At a going away party this weekend, I was talking to some government workers who mentioned they're mandated to use Copilot at work every day.
Naturally curious I asked, "Oh what do you use it for?"
They both sheepishly admitted that they don't. "We just don't see how it's useful for what we do."
Later that night: birthday dinner at a German restaurant I'd been trying to get to for years. Some old theater colleagues: a props artisan, a lighting designer, they spend their days with hands-on physical work. AI didn't come up once.
Meanwhile I was sitting at the table quietly asking Claude to translate the menu. It didn't just give me definitions — it told me the story behind one of the dishes. Monks during Lent, hiding meat inside pasta to get around fasting restrictions. Made for a very fun conversation topic but nobody noticed I had found out from Claude.
It's very interesting being inside this bubble of thinking about how to make the most of AI all the time and finding that everybody else seems to just not care.
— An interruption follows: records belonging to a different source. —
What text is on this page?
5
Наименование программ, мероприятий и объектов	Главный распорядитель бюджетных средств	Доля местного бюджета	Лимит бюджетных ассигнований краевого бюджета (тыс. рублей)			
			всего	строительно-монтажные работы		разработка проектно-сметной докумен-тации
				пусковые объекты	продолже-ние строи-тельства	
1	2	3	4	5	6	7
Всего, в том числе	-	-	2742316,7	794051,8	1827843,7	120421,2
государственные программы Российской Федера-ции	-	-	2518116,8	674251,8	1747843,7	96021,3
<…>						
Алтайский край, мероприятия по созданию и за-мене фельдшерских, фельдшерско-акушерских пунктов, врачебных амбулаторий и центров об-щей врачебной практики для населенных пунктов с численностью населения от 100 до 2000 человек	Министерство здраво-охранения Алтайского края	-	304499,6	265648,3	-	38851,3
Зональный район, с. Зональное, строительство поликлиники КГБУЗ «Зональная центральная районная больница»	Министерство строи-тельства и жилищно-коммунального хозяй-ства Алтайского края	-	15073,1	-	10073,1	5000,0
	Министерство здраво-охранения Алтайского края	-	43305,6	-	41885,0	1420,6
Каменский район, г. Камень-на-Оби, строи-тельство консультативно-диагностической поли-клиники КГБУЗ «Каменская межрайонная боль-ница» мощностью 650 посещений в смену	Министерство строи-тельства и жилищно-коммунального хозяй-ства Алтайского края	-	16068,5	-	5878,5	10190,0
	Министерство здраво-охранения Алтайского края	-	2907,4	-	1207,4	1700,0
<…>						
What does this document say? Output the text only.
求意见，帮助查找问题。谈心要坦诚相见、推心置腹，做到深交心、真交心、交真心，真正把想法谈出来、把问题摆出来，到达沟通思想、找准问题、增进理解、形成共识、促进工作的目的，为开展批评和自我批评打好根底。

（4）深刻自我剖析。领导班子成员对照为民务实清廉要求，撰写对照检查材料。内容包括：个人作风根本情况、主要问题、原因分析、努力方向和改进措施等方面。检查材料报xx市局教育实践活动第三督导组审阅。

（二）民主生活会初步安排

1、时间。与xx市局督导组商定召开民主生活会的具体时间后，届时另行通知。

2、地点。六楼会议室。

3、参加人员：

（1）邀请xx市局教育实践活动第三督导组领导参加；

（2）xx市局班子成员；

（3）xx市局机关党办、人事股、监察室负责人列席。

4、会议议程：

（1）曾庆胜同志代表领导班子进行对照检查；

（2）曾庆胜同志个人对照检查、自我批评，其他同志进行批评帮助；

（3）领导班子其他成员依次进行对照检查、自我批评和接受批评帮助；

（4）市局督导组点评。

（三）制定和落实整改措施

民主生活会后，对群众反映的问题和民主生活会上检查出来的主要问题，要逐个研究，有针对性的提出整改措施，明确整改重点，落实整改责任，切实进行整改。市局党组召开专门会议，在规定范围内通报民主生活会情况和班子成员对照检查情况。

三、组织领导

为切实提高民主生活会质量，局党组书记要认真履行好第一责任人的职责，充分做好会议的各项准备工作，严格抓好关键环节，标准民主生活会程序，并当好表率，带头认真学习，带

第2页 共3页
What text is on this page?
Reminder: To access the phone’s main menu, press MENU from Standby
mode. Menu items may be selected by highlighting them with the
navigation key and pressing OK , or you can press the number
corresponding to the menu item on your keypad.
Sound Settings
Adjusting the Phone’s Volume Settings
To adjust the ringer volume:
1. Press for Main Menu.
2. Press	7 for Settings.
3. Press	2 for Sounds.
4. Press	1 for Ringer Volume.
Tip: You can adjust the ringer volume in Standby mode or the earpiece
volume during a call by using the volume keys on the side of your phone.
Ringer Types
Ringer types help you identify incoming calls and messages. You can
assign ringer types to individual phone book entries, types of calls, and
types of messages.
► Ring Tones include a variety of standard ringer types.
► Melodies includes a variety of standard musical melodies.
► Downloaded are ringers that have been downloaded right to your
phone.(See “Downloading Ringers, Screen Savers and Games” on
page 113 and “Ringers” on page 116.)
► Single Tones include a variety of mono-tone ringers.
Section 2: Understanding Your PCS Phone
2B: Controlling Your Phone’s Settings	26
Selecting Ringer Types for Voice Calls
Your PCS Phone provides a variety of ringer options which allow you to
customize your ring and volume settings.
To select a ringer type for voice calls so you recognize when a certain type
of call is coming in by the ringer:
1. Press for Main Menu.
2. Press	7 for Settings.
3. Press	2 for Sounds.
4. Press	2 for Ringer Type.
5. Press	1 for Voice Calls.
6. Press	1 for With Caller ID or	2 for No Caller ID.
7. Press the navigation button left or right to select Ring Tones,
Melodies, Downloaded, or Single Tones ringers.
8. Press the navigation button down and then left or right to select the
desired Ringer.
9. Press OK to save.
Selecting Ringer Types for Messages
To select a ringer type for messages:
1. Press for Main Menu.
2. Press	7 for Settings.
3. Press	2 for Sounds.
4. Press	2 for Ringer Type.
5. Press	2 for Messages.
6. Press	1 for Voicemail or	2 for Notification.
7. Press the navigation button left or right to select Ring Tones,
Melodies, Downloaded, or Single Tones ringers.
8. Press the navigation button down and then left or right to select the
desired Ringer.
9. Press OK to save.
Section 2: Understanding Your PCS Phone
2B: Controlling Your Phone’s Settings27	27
A small win though, my brother got a Claude subscription this weekend. I've been sharing with him what I've been able to do with what I've learned here and it took him a bit to get over the hurdle of paying for a subscription (he's very frugal), but after a day auto-transcribing a jazz improvisation recording straight to sheet music, he's already organizing his context with folders and texting me about projects he wants to build.
How is everyone else finding how people outside the community talk about AI?